What type of electrode is used in TIG welding?

To maintain a constant and compact form of the welding arc, tungsten electrodes that will be used for mechanised or automatic welding should be prepared with a tapered end. The diameter of the electrode, the grinding angle "A" and the diameter "M" of the flattened tip depend on the weld current intensity. Learn more about TIG electrodes here.

What gas is used for orbital welding?

Orbital welding requires specialised mixtures of gas so that the process is able to achieve the smooth results you want. Depending on the application, usually 100% argon gas is used for welding most materials through orbital welding where exotic alloys are frequently welded through a mixture of 95% argon gas and 5% hydrogen.

What are the 5 main types of welding?

There are 5 main types of welding. MIG – Gas Metal Arc Welding (GMAW), Tungsten Inert Gas (TIG) also known as Gas Tungsten Arc Welding (GTAW), Stick – Shielded Metal Arc Welding (SMAW), Flux-cored – Flux-cored Arc Welding (FCAW) and Plasma Arc Welding (PAW). Polysoude focuses since 1961 on TIG welding and is an expert in Plasma Arc Welding for over 25 years.

Is orbital welding automatic?

Since the process is fully automated with rotative motors and controllers as well as with a Smart Welding Station (power source), orbital welding is perfect to produce large quantities of welds because of its repeatability and convenient ergonomics.

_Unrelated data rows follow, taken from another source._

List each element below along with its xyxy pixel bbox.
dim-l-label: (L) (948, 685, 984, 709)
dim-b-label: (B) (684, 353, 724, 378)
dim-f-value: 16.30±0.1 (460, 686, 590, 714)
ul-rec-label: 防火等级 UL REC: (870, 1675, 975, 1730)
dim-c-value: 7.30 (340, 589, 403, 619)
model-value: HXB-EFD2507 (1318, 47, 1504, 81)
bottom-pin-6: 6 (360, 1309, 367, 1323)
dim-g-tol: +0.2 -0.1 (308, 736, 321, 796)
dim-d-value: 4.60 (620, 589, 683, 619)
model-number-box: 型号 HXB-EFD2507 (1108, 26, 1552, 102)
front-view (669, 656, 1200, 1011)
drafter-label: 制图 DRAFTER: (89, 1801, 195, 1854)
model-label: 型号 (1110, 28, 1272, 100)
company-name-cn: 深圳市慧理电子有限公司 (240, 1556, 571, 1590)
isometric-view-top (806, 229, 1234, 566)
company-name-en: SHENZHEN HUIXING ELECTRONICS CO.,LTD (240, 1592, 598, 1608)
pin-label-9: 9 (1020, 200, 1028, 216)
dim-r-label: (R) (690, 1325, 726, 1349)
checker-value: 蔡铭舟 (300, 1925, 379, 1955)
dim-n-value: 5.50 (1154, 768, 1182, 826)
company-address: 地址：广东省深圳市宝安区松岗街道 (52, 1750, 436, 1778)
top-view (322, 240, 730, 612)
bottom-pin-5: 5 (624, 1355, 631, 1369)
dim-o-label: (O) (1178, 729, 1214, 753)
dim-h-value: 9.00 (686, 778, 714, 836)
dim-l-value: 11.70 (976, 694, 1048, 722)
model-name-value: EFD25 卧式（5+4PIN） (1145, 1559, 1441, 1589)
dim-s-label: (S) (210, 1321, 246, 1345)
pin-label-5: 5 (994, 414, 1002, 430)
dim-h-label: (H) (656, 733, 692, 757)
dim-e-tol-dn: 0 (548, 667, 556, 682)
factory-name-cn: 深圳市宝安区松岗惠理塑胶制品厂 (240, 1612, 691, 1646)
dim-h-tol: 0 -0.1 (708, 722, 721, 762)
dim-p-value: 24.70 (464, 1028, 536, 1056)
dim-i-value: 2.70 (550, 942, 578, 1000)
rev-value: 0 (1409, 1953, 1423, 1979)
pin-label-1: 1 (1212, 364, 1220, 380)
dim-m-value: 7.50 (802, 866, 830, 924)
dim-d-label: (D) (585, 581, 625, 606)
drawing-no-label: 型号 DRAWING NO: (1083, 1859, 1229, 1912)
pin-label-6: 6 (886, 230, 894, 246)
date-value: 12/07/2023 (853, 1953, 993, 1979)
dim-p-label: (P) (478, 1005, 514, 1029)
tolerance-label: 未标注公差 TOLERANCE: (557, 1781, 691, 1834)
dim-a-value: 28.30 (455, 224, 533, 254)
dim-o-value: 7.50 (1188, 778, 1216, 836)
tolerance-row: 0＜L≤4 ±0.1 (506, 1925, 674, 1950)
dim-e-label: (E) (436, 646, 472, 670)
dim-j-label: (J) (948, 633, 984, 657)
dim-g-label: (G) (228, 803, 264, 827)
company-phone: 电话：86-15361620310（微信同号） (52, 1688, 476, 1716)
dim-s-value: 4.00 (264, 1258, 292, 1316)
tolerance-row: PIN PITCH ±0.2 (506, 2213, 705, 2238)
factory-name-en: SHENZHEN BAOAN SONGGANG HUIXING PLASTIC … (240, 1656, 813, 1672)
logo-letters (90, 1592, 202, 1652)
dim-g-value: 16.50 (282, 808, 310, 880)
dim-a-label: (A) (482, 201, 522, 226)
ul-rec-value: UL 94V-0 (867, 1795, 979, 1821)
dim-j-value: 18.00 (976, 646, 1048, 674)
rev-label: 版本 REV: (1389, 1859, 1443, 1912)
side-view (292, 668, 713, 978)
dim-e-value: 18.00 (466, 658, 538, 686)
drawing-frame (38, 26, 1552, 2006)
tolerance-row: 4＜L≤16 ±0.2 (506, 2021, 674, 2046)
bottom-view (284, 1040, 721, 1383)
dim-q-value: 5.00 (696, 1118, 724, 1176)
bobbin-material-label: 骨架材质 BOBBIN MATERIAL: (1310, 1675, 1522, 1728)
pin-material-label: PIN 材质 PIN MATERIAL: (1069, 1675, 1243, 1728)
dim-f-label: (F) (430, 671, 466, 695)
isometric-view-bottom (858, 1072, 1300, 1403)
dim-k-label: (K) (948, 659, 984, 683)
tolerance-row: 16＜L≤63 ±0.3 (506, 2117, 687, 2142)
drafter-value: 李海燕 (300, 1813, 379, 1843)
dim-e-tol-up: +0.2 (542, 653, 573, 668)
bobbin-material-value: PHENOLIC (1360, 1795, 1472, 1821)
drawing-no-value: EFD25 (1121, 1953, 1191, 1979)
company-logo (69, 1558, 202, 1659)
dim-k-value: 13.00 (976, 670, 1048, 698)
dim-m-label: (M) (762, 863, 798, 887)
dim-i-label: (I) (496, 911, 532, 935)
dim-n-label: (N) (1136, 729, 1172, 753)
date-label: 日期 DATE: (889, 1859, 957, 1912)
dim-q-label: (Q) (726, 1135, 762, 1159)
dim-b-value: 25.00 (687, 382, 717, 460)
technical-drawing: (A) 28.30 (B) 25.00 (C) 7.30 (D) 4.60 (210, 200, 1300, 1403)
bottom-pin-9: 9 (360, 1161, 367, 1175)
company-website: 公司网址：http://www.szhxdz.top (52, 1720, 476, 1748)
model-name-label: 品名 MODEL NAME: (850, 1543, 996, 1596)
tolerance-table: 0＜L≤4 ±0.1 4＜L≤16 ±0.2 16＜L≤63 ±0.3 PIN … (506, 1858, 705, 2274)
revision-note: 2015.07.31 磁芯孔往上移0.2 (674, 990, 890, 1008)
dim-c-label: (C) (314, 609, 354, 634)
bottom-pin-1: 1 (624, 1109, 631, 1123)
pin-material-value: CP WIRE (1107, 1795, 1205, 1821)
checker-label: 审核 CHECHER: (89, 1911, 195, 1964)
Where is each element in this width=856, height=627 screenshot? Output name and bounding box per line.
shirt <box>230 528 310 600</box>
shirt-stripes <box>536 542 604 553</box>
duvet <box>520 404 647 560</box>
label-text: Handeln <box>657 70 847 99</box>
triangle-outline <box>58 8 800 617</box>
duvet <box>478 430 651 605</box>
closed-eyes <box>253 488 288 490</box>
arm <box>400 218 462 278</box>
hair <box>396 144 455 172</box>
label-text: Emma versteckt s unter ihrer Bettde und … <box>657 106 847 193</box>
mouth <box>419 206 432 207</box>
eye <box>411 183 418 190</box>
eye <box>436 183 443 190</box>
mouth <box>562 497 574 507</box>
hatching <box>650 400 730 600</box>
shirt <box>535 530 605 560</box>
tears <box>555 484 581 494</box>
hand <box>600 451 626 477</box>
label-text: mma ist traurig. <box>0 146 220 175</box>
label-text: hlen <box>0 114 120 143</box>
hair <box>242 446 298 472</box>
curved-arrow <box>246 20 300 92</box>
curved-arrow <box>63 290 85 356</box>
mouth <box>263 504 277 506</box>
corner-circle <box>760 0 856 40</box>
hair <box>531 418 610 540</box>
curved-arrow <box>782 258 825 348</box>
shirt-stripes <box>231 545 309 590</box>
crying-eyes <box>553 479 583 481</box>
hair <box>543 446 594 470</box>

A combination of semi-automatic and mechanised machines may be used in other applications, called automated welding.

Which welding is strongest?

TIG welding produces clean and precise welds if compared to MIG welding or other Arc welding methods, making TIG welding the strongest. That said, different welding jobs may require different methods, while TIG is generally stronger and higher in quality, you should use another method if the project calls for it, like manual tacking for example.